As revistas femininas estão sempre cheias de exemplos de mulheres 
bem-sucedidas, que foram longe na carreira, ganharam dinheiro, ocuparam 
cargos de chefia e... largaram tudo, ou quase isso, em nome da 
"felicidade". Perceberam que o trabalho estressava demais, distanciava 
da família, tirava o tempo e o sono, e concluíram que não compensava. 
Resolveram apostar em um estilo de vida com menos sobrecarga, para serem
 mais mães, mais domésticas e mais felizes. Afinal, diz a máxima, 
dinheiro não compra felicidade.
 
   É universalmente sabido que há pessoas felizes e infelizes de todas 
as faixas de renda, das mais abastadas às mais pobres. Mas esse não é o 
cerne da questão. Considerem os seguintes fatos:
- mulheres ganham menos que homens mesmo para exercer a mesma função, 
com a mesma carga horária tendo escolaridade igual ou superior
- a imensa maioria dos cargos de chefia são ocupados por homens
- mulheres têm mais dificuldade para obter promoções
- mulheres são a maioria dos desempregados
- mulheres são a maioria dos trabalhadores sem registro em carteira
- mulheres são a maioria dos trabalhadores terceirizados
- a quase totalidade do trabalho em regime de escravidão no mundo hoje é
 exercido por mulheres que são prostituídas de forma escrava, o restante
 são homens escravizados para serviços braçais
- meninas são incentivadas desde os primeiros anos a desenvolverem 
habilidades apenas nas carreiras menos promissoras: professora, babá, 
enfermeira, etc
     Quando uma mulher consegue vencer TODOS esses dados da realidade, 
elas o fazem sendo bombardeadas constantemente pelo mito de que assim 
elas vão ser "infelizes". Não podemos ter dinheiro, porque priorizar a 
carreira e não a família é egocêntrico, porque ficamos intimidadoras 
para os homens, porque assim vamos ficar solteiras, porque homens não 
gostam de se relacionar com mulheres que ganham mais (e se você fica com
 um cara que ganha menos é porque é interesseira), porque é impossível 
conciliar trabalho e maternidade, porque vamos nos arrepender se não 
tivermos filhos só quando já estivermos velhas demais para reverter a 
situação, porque... 
     porque os homens querem monopolizar o dinheiro do mundo.
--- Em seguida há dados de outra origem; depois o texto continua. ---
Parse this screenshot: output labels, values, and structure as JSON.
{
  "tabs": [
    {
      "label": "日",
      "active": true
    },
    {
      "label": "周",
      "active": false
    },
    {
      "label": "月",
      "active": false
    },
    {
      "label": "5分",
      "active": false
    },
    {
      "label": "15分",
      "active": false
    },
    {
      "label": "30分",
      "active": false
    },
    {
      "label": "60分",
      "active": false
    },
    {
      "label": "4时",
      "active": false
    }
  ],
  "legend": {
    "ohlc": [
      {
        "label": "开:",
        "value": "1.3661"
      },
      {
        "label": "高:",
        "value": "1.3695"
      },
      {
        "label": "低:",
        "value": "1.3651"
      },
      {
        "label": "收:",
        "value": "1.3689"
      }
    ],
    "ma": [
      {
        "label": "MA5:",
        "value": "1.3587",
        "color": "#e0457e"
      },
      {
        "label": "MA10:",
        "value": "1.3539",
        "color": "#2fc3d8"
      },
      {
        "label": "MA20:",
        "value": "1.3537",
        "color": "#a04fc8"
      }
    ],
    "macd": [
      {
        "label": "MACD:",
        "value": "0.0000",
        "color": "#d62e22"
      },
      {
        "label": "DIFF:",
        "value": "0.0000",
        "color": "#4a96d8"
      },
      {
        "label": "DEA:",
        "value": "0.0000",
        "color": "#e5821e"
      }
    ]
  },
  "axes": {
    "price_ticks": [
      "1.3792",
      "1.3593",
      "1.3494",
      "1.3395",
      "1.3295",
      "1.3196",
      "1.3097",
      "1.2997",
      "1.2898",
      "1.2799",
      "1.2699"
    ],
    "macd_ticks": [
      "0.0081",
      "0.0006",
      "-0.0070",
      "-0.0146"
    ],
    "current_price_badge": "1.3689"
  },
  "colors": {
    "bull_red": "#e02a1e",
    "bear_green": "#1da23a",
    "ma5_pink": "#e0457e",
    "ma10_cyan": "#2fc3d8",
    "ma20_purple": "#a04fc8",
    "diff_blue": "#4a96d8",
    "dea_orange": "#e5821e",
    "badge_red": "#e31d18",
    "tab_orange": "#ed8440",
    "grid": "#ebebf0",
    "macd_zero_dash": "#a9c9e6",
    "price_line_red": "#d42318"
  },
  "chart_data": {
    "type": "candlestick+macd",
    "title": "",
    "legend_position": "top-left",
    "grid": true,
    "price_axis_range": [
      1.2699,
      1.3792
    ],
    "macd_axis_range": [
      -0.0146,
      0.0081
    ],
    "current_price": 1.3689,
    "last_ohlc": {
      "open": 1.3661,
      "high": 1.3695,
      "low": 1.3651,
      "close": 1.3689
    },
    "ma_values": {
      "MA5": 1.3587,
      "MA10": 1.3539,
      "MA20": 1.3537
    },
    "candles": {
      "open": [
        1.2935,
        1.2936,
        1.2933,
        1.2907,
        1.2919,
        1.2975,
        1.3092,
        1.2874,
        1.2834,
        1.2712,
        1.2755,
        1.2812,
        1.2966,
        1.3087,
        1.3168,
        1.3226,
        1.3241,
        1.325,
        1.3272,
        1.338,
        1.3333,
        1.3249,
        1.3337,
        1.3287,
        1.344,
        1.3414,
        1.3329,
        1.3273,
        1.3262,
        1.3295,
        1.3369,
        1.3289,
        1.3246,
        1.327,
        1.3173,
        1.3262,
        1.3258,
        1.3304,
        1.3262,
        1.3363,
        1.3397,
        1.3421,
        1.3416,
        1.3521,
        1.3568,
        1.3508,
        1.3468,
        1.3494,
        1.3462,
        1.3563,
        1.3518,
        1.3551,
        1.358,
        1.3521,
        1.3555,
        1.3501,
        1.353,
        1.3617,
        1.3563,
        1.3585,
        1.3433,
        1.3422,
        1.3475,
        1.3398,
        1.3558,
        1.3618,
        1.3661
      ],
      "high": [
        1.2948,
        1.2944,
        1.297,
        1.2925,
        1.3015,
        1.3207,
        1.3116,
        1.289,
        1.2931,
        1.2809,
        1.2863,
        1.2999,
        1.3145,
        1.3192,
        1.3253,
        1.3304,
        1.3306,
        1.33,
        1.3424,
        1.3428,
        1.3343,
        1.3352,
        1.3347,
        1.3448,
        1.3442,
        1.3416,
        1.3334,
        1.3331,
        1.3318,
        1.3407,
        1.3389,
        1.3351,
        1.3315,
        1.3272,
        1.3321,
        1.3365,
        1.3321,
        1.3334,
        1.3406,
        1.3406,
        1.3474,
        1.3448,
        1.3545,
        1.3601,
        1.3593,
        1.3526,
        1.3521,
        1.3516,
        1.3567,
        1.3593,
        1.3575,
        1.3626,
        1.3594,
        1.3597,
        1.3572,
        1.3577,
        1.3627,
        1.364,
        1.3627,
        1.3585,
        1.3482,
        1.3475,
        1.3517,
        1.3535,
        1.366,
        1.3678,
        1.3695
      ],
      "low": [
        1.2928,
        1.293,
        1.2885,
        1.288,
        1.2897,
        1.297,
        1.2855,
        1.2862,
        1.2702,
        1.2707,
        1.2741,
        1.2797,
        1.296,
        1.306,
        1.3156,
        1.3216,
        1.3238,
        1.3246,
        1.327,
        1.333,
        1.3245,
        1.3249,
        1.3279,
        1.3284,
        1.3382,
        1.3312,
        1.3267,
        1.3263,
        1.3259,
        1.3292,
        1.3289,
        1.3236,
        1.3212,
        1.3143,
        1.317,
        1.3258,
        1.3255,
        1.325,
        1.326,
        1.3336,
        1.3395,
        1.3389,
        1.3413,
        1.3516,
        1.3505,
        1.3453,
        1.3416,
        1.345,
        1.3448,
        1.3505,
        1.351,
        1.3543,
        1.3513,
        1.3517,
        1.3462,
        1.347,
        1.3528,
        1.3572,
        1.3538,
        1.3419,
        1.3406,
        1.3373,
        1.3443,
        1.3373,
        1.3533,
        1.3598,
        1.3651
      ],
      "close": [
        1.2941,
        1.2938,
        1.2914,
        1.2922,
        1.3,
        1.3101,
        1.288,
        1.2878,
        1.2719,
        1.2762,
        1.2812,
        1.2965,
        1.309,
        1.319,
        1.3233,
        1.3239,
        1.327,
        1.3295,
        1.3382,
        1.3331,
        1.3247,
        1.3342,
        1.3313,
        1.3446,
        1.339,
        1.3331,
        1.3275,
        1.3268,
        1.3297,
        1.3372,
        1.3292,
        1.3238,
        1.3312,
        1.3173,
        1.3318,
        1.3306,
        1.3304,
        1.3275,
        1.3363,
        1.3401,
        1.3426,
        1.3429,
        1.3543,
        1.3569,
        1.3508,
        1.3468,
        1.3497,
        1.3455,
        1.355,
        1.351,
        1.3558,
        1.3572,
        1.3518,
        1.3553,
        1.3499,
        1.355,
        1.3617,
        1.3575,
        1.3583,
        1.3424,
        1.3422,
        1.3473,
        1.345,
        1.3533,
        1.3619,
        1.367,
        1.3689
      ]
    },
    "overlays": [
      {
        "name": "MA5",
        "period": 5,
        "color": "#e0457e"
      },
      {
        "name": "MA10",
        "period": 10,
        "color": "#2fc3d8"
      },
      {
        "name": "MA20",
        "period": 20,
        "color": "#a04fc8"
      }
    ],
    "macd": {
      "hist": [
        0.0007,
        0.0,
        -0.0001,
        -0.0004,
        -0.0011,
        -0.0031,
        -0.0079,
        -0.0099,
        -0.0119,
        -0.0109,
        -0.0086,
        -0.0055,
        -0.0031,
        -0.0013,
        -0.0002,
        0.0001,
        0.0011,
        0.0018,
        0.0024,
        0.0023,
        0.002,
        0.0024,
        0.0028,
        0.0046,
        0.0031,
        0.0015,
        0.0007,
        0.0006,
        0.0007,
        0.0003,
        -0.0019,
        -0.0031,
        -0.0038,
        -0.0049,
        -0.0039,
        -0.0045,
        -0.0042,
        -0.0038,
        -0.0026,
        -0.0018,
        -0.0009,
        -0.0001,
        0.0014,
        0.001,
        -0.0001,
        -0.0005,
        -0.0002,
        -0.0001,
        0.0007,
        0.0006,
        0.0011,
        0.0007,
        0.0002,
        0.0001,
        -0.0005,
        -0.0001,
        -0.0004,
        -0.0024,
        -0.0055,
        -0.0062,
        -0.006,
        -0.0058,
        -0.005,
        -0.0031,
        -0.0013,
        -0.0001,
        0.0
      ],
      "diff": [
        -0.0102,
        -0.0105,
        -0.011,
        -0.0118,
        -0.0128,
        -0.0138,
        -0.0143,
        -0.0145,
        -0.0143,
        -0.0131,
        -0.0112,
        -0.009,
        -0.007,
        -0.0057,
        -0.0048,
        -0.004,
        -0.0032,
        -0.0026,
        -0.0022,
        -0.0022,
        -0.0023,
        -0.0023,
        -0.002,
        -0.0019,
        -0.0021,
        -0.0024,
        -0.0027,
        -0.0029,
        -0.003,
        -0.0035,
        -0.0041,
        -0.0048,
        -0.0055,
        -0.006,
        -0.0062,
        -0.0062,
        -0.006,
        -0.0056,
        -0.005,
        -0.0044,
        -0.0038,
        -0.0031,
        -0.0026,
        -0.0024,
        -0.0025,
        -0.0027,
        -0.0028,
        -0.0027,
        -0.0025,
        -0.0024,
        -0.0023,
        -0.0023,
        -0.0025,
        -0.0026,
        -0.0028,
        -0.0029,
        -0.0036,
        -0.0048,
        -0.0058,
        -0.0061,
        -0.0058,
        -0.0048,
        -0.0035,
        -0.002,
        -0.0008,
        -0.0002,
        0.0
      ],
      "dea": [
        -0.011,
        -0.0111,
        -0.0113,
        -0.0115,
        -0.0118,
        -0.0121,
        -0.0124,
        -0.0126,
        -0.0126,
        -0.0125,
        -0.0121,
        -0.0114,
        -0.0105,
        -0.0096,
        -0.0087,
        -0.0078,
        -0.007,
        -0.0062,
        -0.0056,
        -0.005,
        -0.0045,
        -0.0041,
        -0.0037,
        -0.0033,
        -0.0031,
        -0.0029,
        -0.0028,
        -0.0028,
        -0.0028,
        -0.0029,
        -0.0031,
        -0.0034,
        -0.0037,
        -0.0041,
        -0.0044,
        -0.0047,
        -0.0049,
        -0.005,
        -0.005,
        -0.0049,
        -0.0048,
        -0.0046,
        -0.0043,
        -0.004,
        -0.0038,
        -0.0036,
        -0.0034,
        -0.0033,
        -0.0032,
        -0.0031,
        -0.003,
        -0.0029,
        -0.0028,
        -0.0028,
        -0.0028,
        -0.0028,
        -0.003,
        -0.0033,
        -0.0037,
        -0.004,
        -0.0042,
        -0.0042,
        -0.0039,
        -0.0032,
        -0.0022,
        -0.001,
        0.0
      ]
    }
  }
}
Afinal, no capitalismo tudo depende de quanto dinheiro você tem.
     A questão não é se o dinheiro "compra felicidade". A questão é que o
 dinheiro é a via de acesso à autonomia e a toda forma de poder na 
sociedade atual. Esta é uma sociedade que faz com que as muito poucas 
que conseguem ir mais longe acabem desistindo e concluindo que não vale a
 pena. É verdade que alcançar um posto de grande responsabilidade em uma
 empresa é extremamente trabalhoso e requer um investimento de tempo que
 vai fazer com que outros aspectos da vida fiquem preteridos.
     Mas não há uma mídia de massas fazendo os homens se sentirem 
culpados por serem pais ausentes; dizendo-lhes que eles precisam 
"encontrar um equilíbrio" entre família, lazer e trabalho; mandando-os 
repensar se é isso que eles "realmente querem" ou se, no fundo, estão 
apenas sendo competitivos demais; não há toneladas de mídia mandando os 
homens serem mais humanos, mais solidários, e pensarem mais no que 
"realmente importa" e no que "realmente traz felicidade".
     Aparentemente, se o que "realmente traz felicidade" são a família, o
 lazer e "as coisas simples", para a mídia de massas os homens podem 
continuar perfeitamente infelizes, contanto que continuem monopolizando a
 grana, não é? 
      Longe de mim condenar as escolhas de vida das mulheres que fizeram a
 opção de abandonar ou abrandar a carreira em troco de mais tempo livre.
 Inclusive porque estou mais preocupada com aquelas que não 
podem se dar a esse luxo - as que trabalham mais de 8 horas por dia 
inapelavelmente para ter o que comer, onde morar, como se medicar, como 
sustentar a prole. E as últimas são exploradas pelas primeiras - se eu 
tivesse que condená-las por alguma coisa, seria por isso. Alguém limpa a
 casa, em troca de um salário precário, enquanto as executivas galgam 
degraus na carreira, e esse alguém não é o marido.
     Porém, ainda considerando que a prioridade são as mulheres 
trabalhadoras, acredito que o que as revistas femininas têm a dizer 
sobre mulheres bem-sucedidas na carreira é algo que merece ser analisado
 e pensado pelo movimento feminista sim. Se o dinheiro não compra 
felicidade, certamente a discriminação nos postos de trabalho também não.